The workshop was held in a sprawling complex of adobe and terra cotta tiled buildings that were part of an US Air Force Base before Panama took over the Canal and its infrastructure in 1999. Wildlife there has flourished in the relative quiet since the base is used mainly to house Panama's Civil Patrol and for classroom facilities for various trainings such as this GLOBE workshop.

"It's a magnificent opportunity for two reasons; the form and methods to improve science classes in Panama (where) many of the classes are very theoretical and the children aren't that interested. But with GLOBE they go into the countryside and really get to know how the natural world works," said Klever De Lora, Director of Promoting Culture for AnAm, Panama's air quality agency.
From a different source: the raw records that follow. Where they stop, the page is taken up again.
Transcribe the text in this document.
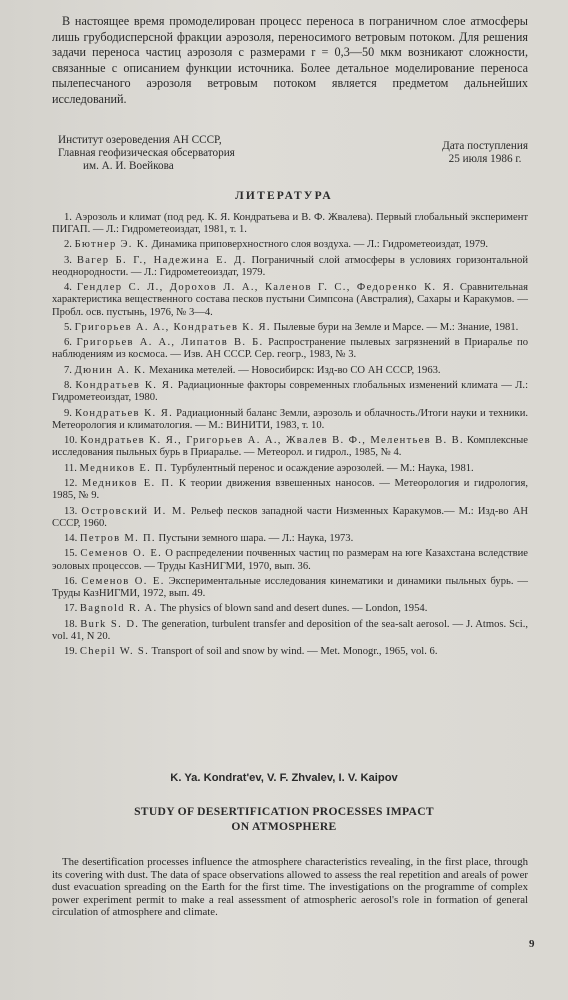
В настоящее время промоделирован процесс переноса в пограничном слое атмосферы лишь грубодисперсной фракции аэрозоля, переносимого ветровым потоком. Для решения задачи переноса частиц аэрозоля с размерами r = 0,3—50 мкм возникают сложности, связанные с описанием функции источника. Более детальное моделирование переноса пылепесчаного аэрозоля ветровым потоком является предметом дальнейших исследований.
Институт озероведения АН СССР,
Главная геофизическая обсерватория
им. А. И. Воейкова
Дата поступления
25 июля 1986 г.
ЛИТЕРАТУРА
1. Аэрозоль и климат (под ред. К. Я. Кондратьева и В. Ф. Жвалева). Первый глобальный эксперимент ПИГАП. — Л.: Гидрометеоиздат, 1981, т. 1.
2. Бютнер Э. К. Динамика приповерхностного слоя воздуха. — Л.: Гидрометеоиздат, 1979.
3. Вагер Б. Г., Надежина Е. Д. Пограничный слой атмосферы в условиях горизонтальной неоднородности. — Л.: Гидрометеоиздат, 1979.
4. Гендлер С. Л., Дорохов Л. А., Каленов Г. С., Федоренко К. Я. Сравнительная характеристика вещественного состава песков пустыни Симпсона (Австралия), Сахары и Каракумов. — Пробл. осв. пустынь, 1976, № 3—4.
5. Григорьев А. А., Кондратьев К. Я. Пылевые бури на Земле и Марсе. — М.: Знание, 1981.
6. Григорьев А. А., Липатов В. Б. Распространение пылевых загрязнений в Приаралье по наблюдениям из космоса. — Изв. АН СССР. Сер. геогр., 1983, № 3.
7. Дюнин А. К. Механика метелей. — Новосибирск: Изд-во СО АН СССР, 1963.
8. Кондратьев К. Я. Радиационные факторы современных глобальных изменений климата — Л.: Гидрометеоиздат, 1980.
9. Кондратьев К. Я. Радиационный баланс Земли, аэрозоль и облачность./Итоги науки и техники. Метеорология и климатология. — М.: ВИНИТИ, 1983, т. 10.
10. Кондратьев К. Я., Григорьев А. А., Жвалев В. Ф., Мелентьев В. В. Комплексные исследования пыльных бурь в Приаралье. — Метеорол. и гидрол., 1985, № 4.
11. Медников Е. П. Турбулентный перенос и осаждение аэрозолей. — М.: Наука, 1981.
12. Медников Е. П. К теории движения взвешенных наносов. — Метеорология и гидрология, 1985, № 9.
13. Островский И. М. Рельеф песков западной части Низменных Каракумов.— М.: Изд-во АН СССР, 1960.
14. Петров М. П. Пустыни земного шара. — Л.: Наука, 1973.
15. Семенов О. Е. О распределении почвенных частиц по размерам на юге Казахстана вследствие эоловых процессов. — Труды КазНИГМИ, 1970, вып. 36.
16. Семенов О. Е. Экспериментальные исследования кинематики и динамики пыльных бурь. — Труды КазНИГМИ, 1972, вып. 49.
17. Bagnold R. A. The physics of blown sand and desert dunes. — London, 1954.
18. Burk S. D. The generation, turbulent transfer and deposition of the sea-salt aerosol. — J. Atmos. Sci., vol. 41, N 20.
19. Chepil W. S. Transport of soil and snow by wind. — Met. Monogr., 1965, vol. 6.
K. Ya. Kondrat'ev, V. F. Zhvalev, I. V. Kaipov
STUDY OF DESERTIFICATION PROCESSES IMPACT
ON ATMOSPHERE
The desertification processes influence the atmosphere characteristics revealing, in the first place, through its covering with dust. The data of space observations allowed to assess the real repetition and areals of power dust evacuation spreading on the Earth for the first time. The investigations on the programme of complex power experiment permit to make a real assessment of atmospheric aerosol's role in formation of general circulation of atmosphere and climate.
9
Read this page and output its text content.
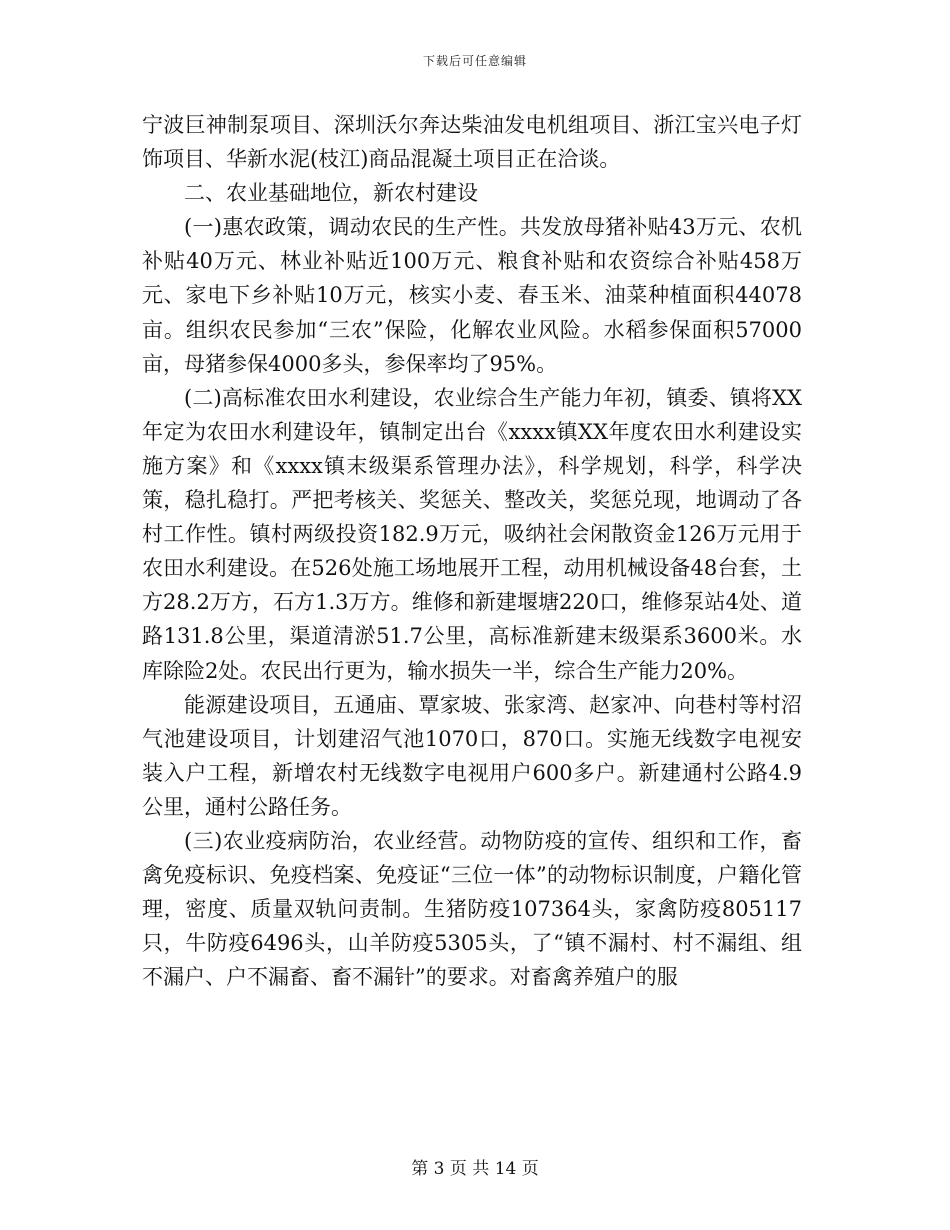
下载后可任意编辑

宁波巨神制泵项目、深圳沃尔奔达柴油发电机组项目、浙江宝兴电子灯饰项目、华新水泥(枝江)商品混凝土项目正在洽谈。

二、农业基础地位，新农村建设

(一)惠农政策，调动农民的生产性。共发放母猪补贴43万元、农机补贴40万元、林业补贴近100万元、粮食补贴和农资综合补贴458万元、家电下乡补贴10万元，核实小麦、春玉米、油菜种植面积44078亩。组织农民参加“三农”保险，化解农业风险。水稻参保面积57000亩，母猪参保4000多头，参保率均了95%。

(二)高标准农田水利建设，农业综合生产能力年初，镇委、镇将XX年定为农田水利建设年，镇制定出台《xxxx镇XX年度农田水利建设实施方案》和《xxxx镇末级渠系管理办法》，科学规划，科学，科学决策，稳扎稳打。严把考核关、奖惩关、整改关，奖惩兑现，地调动了各村工作性。镇村两级投资182.9万元，吸纳社会闲散资金126万元用于农田水利建设。在526处施工场地展开工程，动用机械设备48台套，土方28.2万方，石方1.3万方。维修和新建堰塘220口，维修泵站4处、道路131.8公里，渠道清淤51.7公里，高标准新建末级渠系3600米。水库除险2处。农民出行更为，输水损失一半，综合生产能力20%。

能源建设项目，五通庙、覃家坡、张家湾、赵家冲、向巷村等村沼气池建设项目，计划建沼气池1070口，870口。实施无线数字电视安装入户工程，新增农村无线数字电视用户600多户。新建通村公路4.9公里，通村公路任务。

(三)农业疫病防治，农业经营。动物防疫的宣传、组织和工作，畜禽免疫标识、免疫档案、免疫证“三位一体”的动物标识制度，户籍化管理，密度、质量双轨问责制。生猪防疫107364头，家禽防疫805117只，牛防疫6496头，山羊防疫5305头，了“镇不漏村、村不漏组、组不漏户、户不漏畜、畜不漏针”的要求。对畜禽养殖户的服

第 3 页 共 14 页
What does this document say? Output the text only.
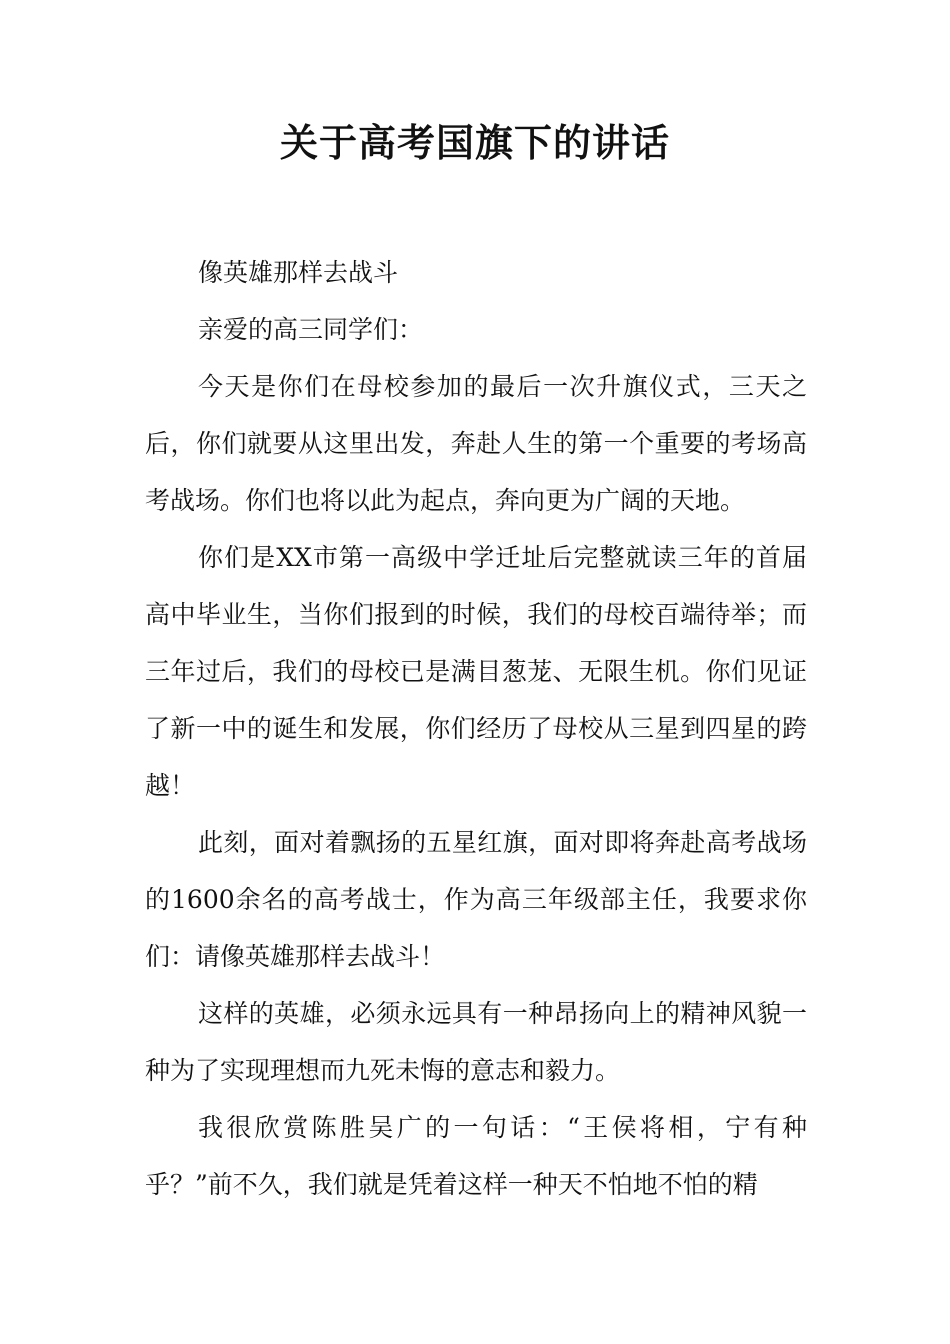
关于高考国旗下的讲话

像英雄那样去战斗

亲爱的高三同学们：

今天是你们在母校参加的最后一次升旗仪式，三天之后，你们就要从这里出发，奔赴人生的第一个重要的考场高考战场。你们也将以此为起点，奔向更为广阔的天地。

你们是XX市第一高级中学迁址后完整就读三年的首届高中毕业生，当你们报到的时候，我们的母校百端待举；而三年过后，我们的母校已是满目葱茏、无限生机。你们见证了新一中的诞生和发展，你们经历了母校从三星到四星的跨越！

此刻，面对着飘扬的五星红旗，面对即将奔赴高考战场的1600余名的高考战士，作为高三年级部主任，我要求你们：请像英雄那样去战斗！

这样的英雄，必须永远具有一种昂扬向上的精神风貌一种为了实现理想而九死未悔的意志和毅力。

我很欣赏陈胜吴广的一句话：“王侯将相，宁有种乎？”前不久，我们就是凭着这样一种天不怕地不怕的精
"And there are the opportunities for children to have relationships through technology with other people and to be able to talk with scientists in other parts of the world," De Lora continued. "It's a global idea: we are not separate, isolated countries. It will serve us as a country as well because we'll learn that Panama is a country in transition that depends on technology and GLOBE will help."

A well attended opening ceremony that was covered by several local television stations featured speeches by Panama's Minister of Education Doris Rosas de Mata, ANAM Director Mabel de Quintero, Donald Terpstra, head of the US Embassy Cultural and Information section, Panama Peace Corps Director Janice Jorgensen, and Lider Sucre, executive director of ANCON.